Later that semester, at a party at Jerry’s house, I stood alone in the foyer. I’d forced myself to come, promised myself I would have to stay only fifteen minutes. Jerry was down the hall talking to a guest, nodding, furrowing. I crept halfway up the steps (which were stacked with books) and perched above his head, where I eavesdropped as he asked his guest, an exterminator by trade, question after question: Which were the hardest bugs to kill? What were the most difficult jobs like? “There’s something else I’ve always wondered,” Jerry said, raising his finger and making an awkward face. I don’t remember what followed, but in that instant, the meaning of “Develop your subjects” came to me. It was this: Burrow into what’s interesting — in you, and in everyone else. Every moment on the planet has juice to yield. Anything is interesting if you truly want to know about it. Staying awake to that was the key to staying alive.
The next time I was in his office, Jerry suggested I read a novel by William Dean Howells, and he pulled a dusty blue softcover copy from his shelf. I took it and slid it into my backpack. Then I wrote down the titles of the books next to where it had been, and the ones behind it, too. (In Jerry’s office the shelves were double-booked — instead of a single row of books on each shelf, there were two: one in back and one in front.) On my way out, I knocked over a tower of books, and, without asking, I took with me the ones that had hit the floor, as though, like fallen fruit, they were fair game.
A startled bird, I stepped into the hallway, into my life, into my subjects. I read all those books, and their cousins and neighbors and friends. I started to see my courses less as punishment and more as a chance to redirect the class discussion onto topics that interested me. How did Hemingway learn to write stories? Why was Samuel Johnson important, really? And it all came back to the same thing: there was something fascinating in the details, something I wanted to know.
Ever since then, “Develop your subjects” has been my mantra, my life’s errand: a phrase Jerry pulled from the air in the face of a young girl’s mucusy, freaked-out depression — a girl from Orlando, a poor student, an insomniac who had worn sunglasses during his lectures. He looked past all that. He just didn’t take malaise, depression, a bad attitude, or boredom personally.
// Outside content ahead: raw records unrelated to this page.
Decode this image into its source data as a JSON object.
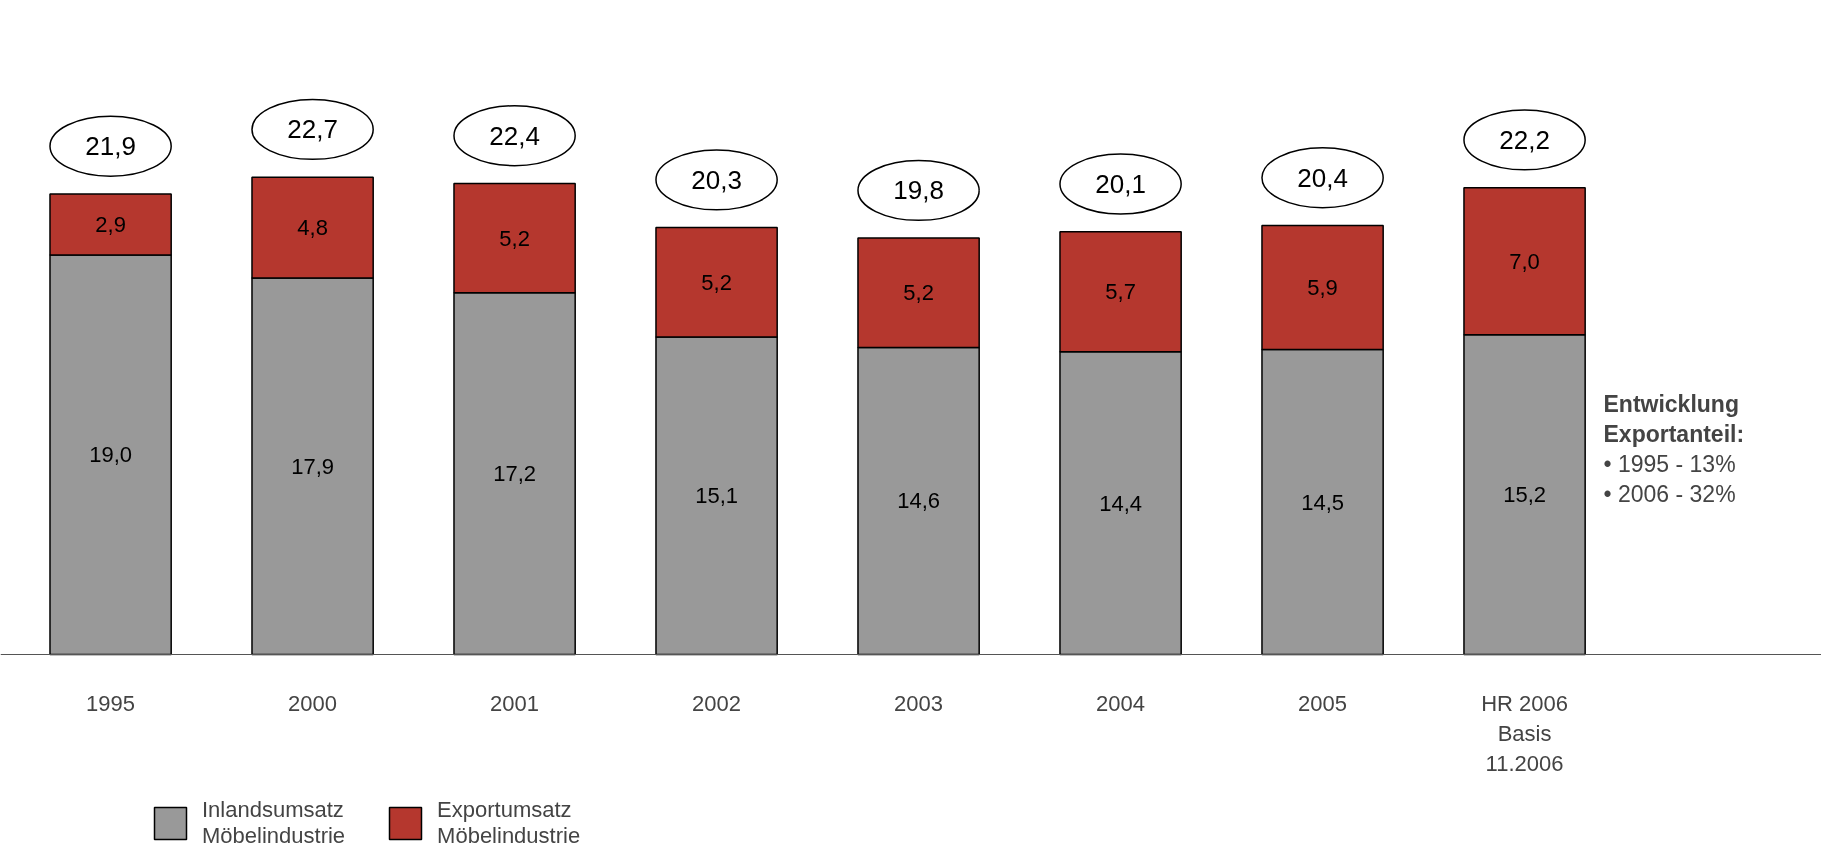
{
  "chart_data": {
    "type": "bar",
    "stacked": true,
    "categories": [
      "1995",
      "2000",
      "2001",
      "2002",
      "2003",
      "2004",
      "2005",
      "HR 2006\nBasis\n11.2006"
    ],
    "series": [
      {
        "name": "Inlandsumsatz\nMöbelindustrie",
        "color": "#999999",
        "values": [
          19.0,
          17.9,
          17.2,
          15.1,
          14.6,
          14.4,
          14.5,
          15.2
        ],
        "value_labels": [
          "19,0",
          "17,9",
          "17,2",
          "15,1",
          "14,6",
          "14,4",
          "14,5",
          "15,2"
        ]
      },
      {
        "name": "Exportumsatz\nMöbelindustrie",
        "color": "#b5372e",
        "values": [
          2.9,
          4.8,
          5.2,
          5.2,
          5.2,
          5.7,
          5.9,
          7.0
        ],
        "value_labels": [
          "2,9",
          "4,8",
          "5,2",
          "5,2",
          "5,2",
          "5,7",
          "5,9",
          "7,0"
        ]
      }
    ],
    "totals": [
      "21,9",
      "22,7",
      "22,4",
      "20,3",
      "19,8",
      "20,1",
      "20,4",
      "22,2"
    ],
    "annotations": [
      "Entwicklung Exportanteil:",
      "• 1995 - 13%",
      "• 2006 - 32%"
    ],
    "legend": "bottom left",
    "grid": false
  }
}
Or even, at the end, his own cancer.
Jerry Stern planted in me the best navigational device a person can have. He saved my life with those three words. I earned a PhD (very much without distinction) in English shortly before he died.
He never looked me straight in the eye, but I still feel his gaze. I feel him blink and grimace whenever I come across one of the books I stole from his office. I feel my own thumb quavering and blueing when I’m on a delicious errand, taking on a study of the nouvelle, or seaweed, or catnip, or acupuncture, or an old friend. I feel him wince when I prattle on during a meeting with a student.
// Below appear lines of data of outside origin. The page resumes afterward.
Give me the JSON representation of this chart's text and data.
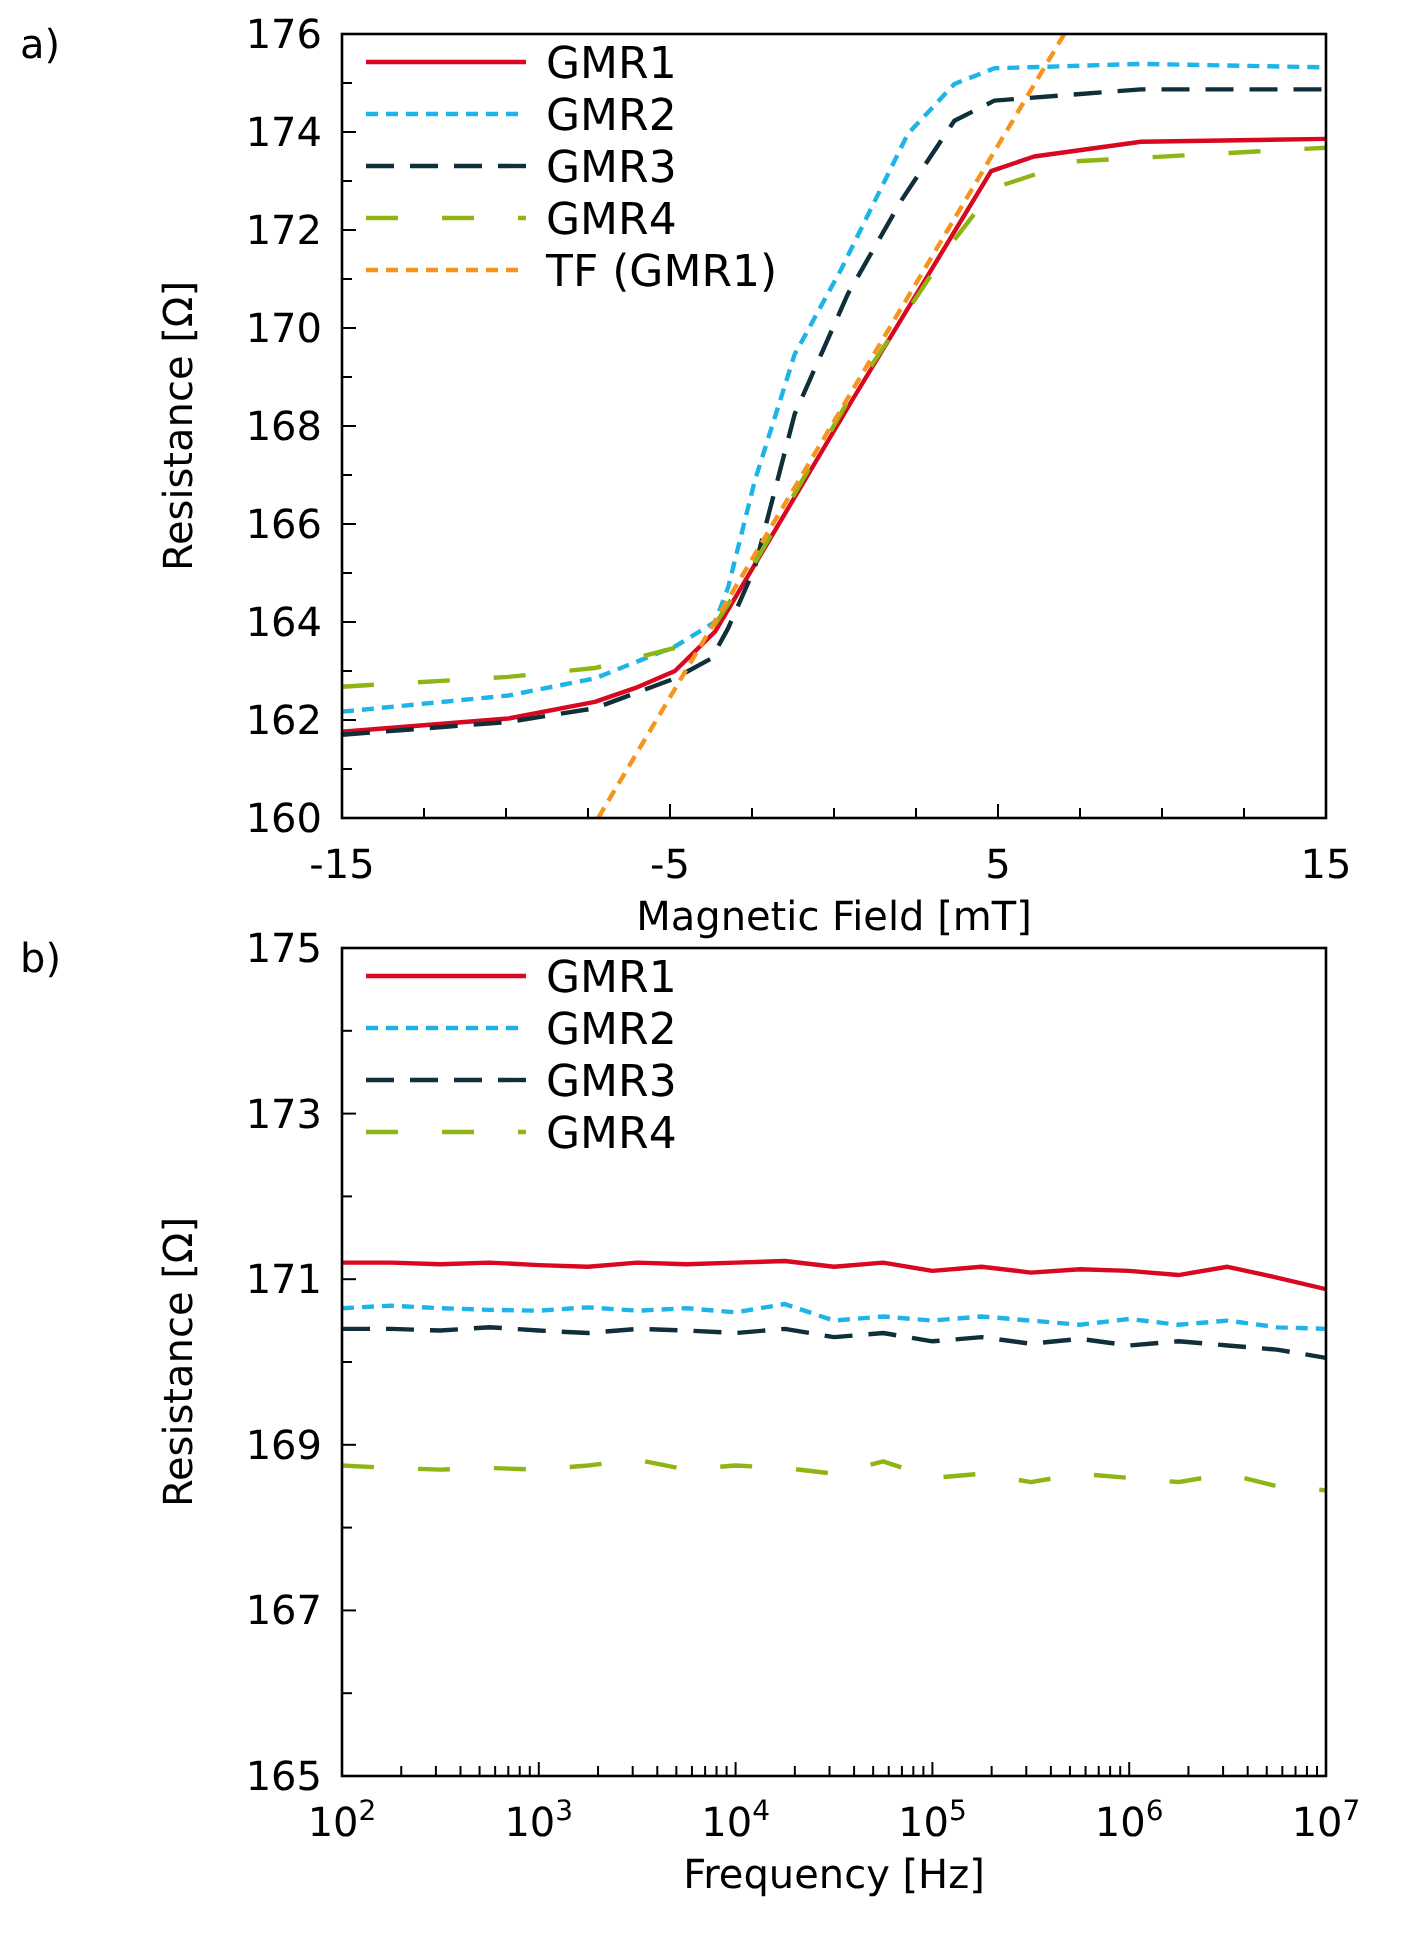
{
  "chart_data": [
    {
      "type": "line",
      "annotations": [
        "a)"
      ],
      "xlabel": "Magnetic Field [mT]",
      "ylabel": "Resistance [Ω]",
      "xlim": [
        -15,
        15
      ],
      "ylim": [
        160,
        176
      ],
      "xticks": [
        -15,
        {
          "value": -12.5,
          "label": null
        },
        {
          "value": -10,
          "label": null
        },
        {
          "value": -7.5,
          "label": null
        },
        -5,
        {
          "value": -2.5,
          "label": null
        },
        {
          "value": 0,
          "label": null
        },
        {
          "value": 2.5,
          "label": null
        },
        5,
        {
          "value": 7.5,
          "label": null
        },
        {
          "value": 10,
          "label": null
        },
        {
          "value": 12.5,
          "label": null
        },
        15
      ],
      "yticks": [
        160,
        {
          "value": 161,
          "label": null
        },
        162,
        {
          "value": 163,
          "label": null
        },
        164,
        {
          "value": 165,
          "label": null
        },
        166,
        {
          "value": 167,
          "label": null
        },
        168,
        {
          "value": 169,
          "label": null
        },
        170,
        {
          "value": 171,
          "label": null
        },
        172,
        {
          "value": 173,
          "label": null
        },
        174,
        {
          "value": 175,
          "label": null
        },
        176
      ],
      "grid": false,
      "legend": "top left",
      "series": [
        {
          "name": "GMR1",
          "color": "#d7081f",
          "line_style": "solid",
          "x": [
            -15,
            -9.93,
            -7.29,
            -6.07,
            -4.85,
            -3.63,
            0.53,
            4.79,
            6.1,
            9.36,
            15
          ],
          "values": [
            161.76,
            162.03,
            162.37,
            162.65,
            163.0,
            163.8,
            168.5,
            173.2,
            173.5,
            173.8,
            173.86
          ]
        },
        {
          "name": "GMR2",
          "color": "#1eb4e8",
          "line_style": "dotted",
          "x": [
            -15,
            -9.93,
            -7.29,
            -4.85,
            -3.63,
            -3.23,
            -2.42,
            -1.2,
            0.22,
            2.25,
            3.67,
            4.89,
            9.36,
            15
          ],
          "values": [
            162.17,
            162.5,
            162.85,
            163.5,
            164.0,
            164.7,
            166.87,
            169.46,
            171.2,
            173.96,
            174.98,
            175.3,
            175.39,
            175.32
          ]
        },
        {
          "name": "GMR3",
          "color": "#0f2f3a",
          "line_style": "dashed",
          "x": [
            -15,
            -9.93,
            -7.29,
            -4.85,
            -3.73,
            -3.23,
            -2.42,
            -1.2,
            0.42,
            2.05,
            3.67,
            4.89,
            9.36,
            15
          ],
          "values": [
            161.7,
            161.96,
            162.24,
            162.85,
            163.26,
            163.87,
            165.1,
            168.24,
            170.69,
            172.6,
            174.23,
            174.64,
            174.87,
            174.87
          ]
        },
        {
          "name": "GMR4",
          "color": "#8fb515",
          "line_style": "dashed",
          "x": [
            -15,
            -9.93,
            -7.29,
            -4.85,
            -3.63,
            -2.42,
            0.42,
            3.67,
            4.89,
            7.33,
            15
          ],
          "values": [
            162.68,
            162.88,
            163.06,
            163.47,
            163.95,
            165.2,
            168.5,
            171.8,
            172.86,
            173.4,
            173.68
          ]
        },
        {
          "name": "TF (GMR1)",
          "color": "#f7941d",
          "line_style": "dotted",
          "x": [
            -7.19,
            7.02
          ],
          "values": [
            160,
            176
          ]
        }
      ]
    },
    {
      "type": "line",
      "annotations": [
        "b)"
      ],
      "xlabel": "Frequency [Hz]",
      "ylabel": "Resistance [Ω]",
      "log": "x",
      "xlim": [
        100,
        10000000
      ],
      "ylim": [
        165,
        175
      ],
      "xticks": [
        {
          "value": 100,
          "label": "10$^{2}$"
        },
        {
          "value": 200,
          "label": null
        },
        {
          "value": 300,
          "label": null
        },
        {
          "value": 400,
          "label": null
        },
        {
          "value": 500,
          "label": null
        },
        {
          "value": 600,
          "label": null
        },
        {
          "value": 700,
          "label": null
        },
        {
          "value": 800,
          "label": null
        },
        {
          "value": 900,
          "label": null
        },
        {
          "value": 1000,
          "label": "10$^{3}$"
        },
        {
          "value": 2000,
          "label": null
        },
        {
          "value": 3000,
          "label": null
        },
        {
          "value": 4000,
          "label": null
        },
        {
          "value": 5000,
          "label": null
        },
        {
          "value": 6000,
          "label": null
        },
        {
          "value": 7000,
          "label": null
        },
        {
          "value": 8000,
          "label": null
        },
        {
          "value": 9000,
          "label": null
        },
        {
          "value": 10000,
          "label": "10$^{4}$"
        },
        {
          "value": 20000,
          "label": null
        },
        {
          "value": 30000,
          "label": null
        },
        {
          "value": 40000,
          "label": null
        },
        {
          "value": 50000,
          "label": null
        },
        {
          "value": 60000,
          "label": null
        },
        {
          "value": 70000,
          "label": null
        },
        {
          "value": 80000,
          "label": null
        },
        {
          "value": 90000,
          "label": null
        },
        {
          "value": 100000,
          "label": "10$^{5}$"
        },
        {
          "value": 200000,
          "label": null
        },
        {
          "value": 300000,
          "label": null
        },
        {
          "value": 400000,
          "label": null
        },
        {
          "value": 500000,
          "label": null
        },
        {
          "value": 600000,
          "label": null
        },
        {
          "value": 700000,
          "label": null
        },
        {
          "value": 800000,
          "label": null
        },
        {
          "value": 900000,
          "label": null
        },
        {
          "value": 1000000,
          "label": "10$^{6}$"
        },
        {
          "value": 2000000,
          "label": null
        },
        {
          "value": 3000000,
          "label": null
        },
        {
          "value": 4000000,
          "label": null
        },
        {
          "value": 5000000,
          "label": null
        },
        {
          "value": 6000000,
          "label": null
        },
        {
          "value": 7000000,
          "label": null
        },
        {
          "value": 8000000,
          "label": null
        },
        {
          "value": 9000000,
          "label": null
        },
        {
          "value": 10000000,
          "label": "10$^{7}$"
        }
      ],
      "yticks": [
        165,
        {
          "value": 166,
          "label": null
        },
        167,
        {
          "value": 168,
          "label": null
        },
        169,
        {
          "value": 170,
          "label": null
        },
        171,
        {
          "value": 172,
          "label": null
        },
        173,
        {
          "value": 174,
          "label": null
        },
        175
      ],
      "grid": false,
      "legend": "top left",
      "x": [
        100,
        178,
        316,
        562,
        1000,
        1778,
        3162,
        5623,
        10000,
        17783,
        31623,
        56234,
        100000,
        177828,
        316228,
        562341,
        1000000,
        1778279,
        3162278,
        5623413,
        10000000
      ],
      "series": [
        {
          "name": "GMR1",
          "color": "#d7081f",
          "line_style": "solid",
          "values": [
            171.2,
            171.2,
            171.18,
            171.2,
            171.17,
            171.15,
            171.2,
            171.18,
            171.2,
            171.22,
            171.15,
            171.2,
            171.1,
            171.15,
            171.08,
            171.12,
            171.1,
            171.05,
            171.15,
            171.02,
            170.88
          ]
        },
        {
          "name": "GMR2",
          "color": "#1eb4e8",
          "line_style": "dotted",
          "values": [
            170.65,
            170.68,
            170.65,
            170.63,
            170.62,
            170.66,
            170.62,
            170.65,
            170.6,
            170.7,
            170.5,
            170.55,
            170.5,
            170.55,
            170.5,
            170.45,
            170.52,
            170.45,
            170.5,
            170.42,
            170.4
          ]
        },
        {
          "name": "GMR3",
          "color": "#0f2f3a",
          "line_style": "dashed",
          "values": [
            170.4,
            170.4,
            170.38,
            170.42,
            170.38,
            170.35,
            170.4,
            170.38,
            170.35,
            170.4,
            170.3,
            170.35,
            170.25,
            170.3,
            170.22,
            170.28,
            170.2,
            170.25,
            170.2,
            170.15,
            170.05
          ]
        },
        {
          "name": "GMR4",
          "color": "#8fb515",
          "line_style": "dashed",
          "values": [
            168.75,
            168.72,
            168.7,
            168.72,
            168.7,
            168.75,
            168.82,
            168.7,
            168.75,
            168.72,
            168.65,
            168.8,
            168.6,
            168.65,
            168.55,
            168.65,
            168.6,
            168.55,
            168.65,
            168.5,
            168.45
          ]
        }
      ]
    }
  ]
}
I have to do a better job of asking juicy questions and listening to my students’ answers. I want to get past the student’s fear of the teacher and nestle up against the interesting stories they have to tell. And I need to send them on errands and ask, after they return, “What was most interesting to you?” so together we can start to see who they really are.
Jerry is still teaching: Whenever I walk into fiction class. Whenever a student waits on the floor outside my office to talk to me, ostensibly about a story in hand. Whenever I click save.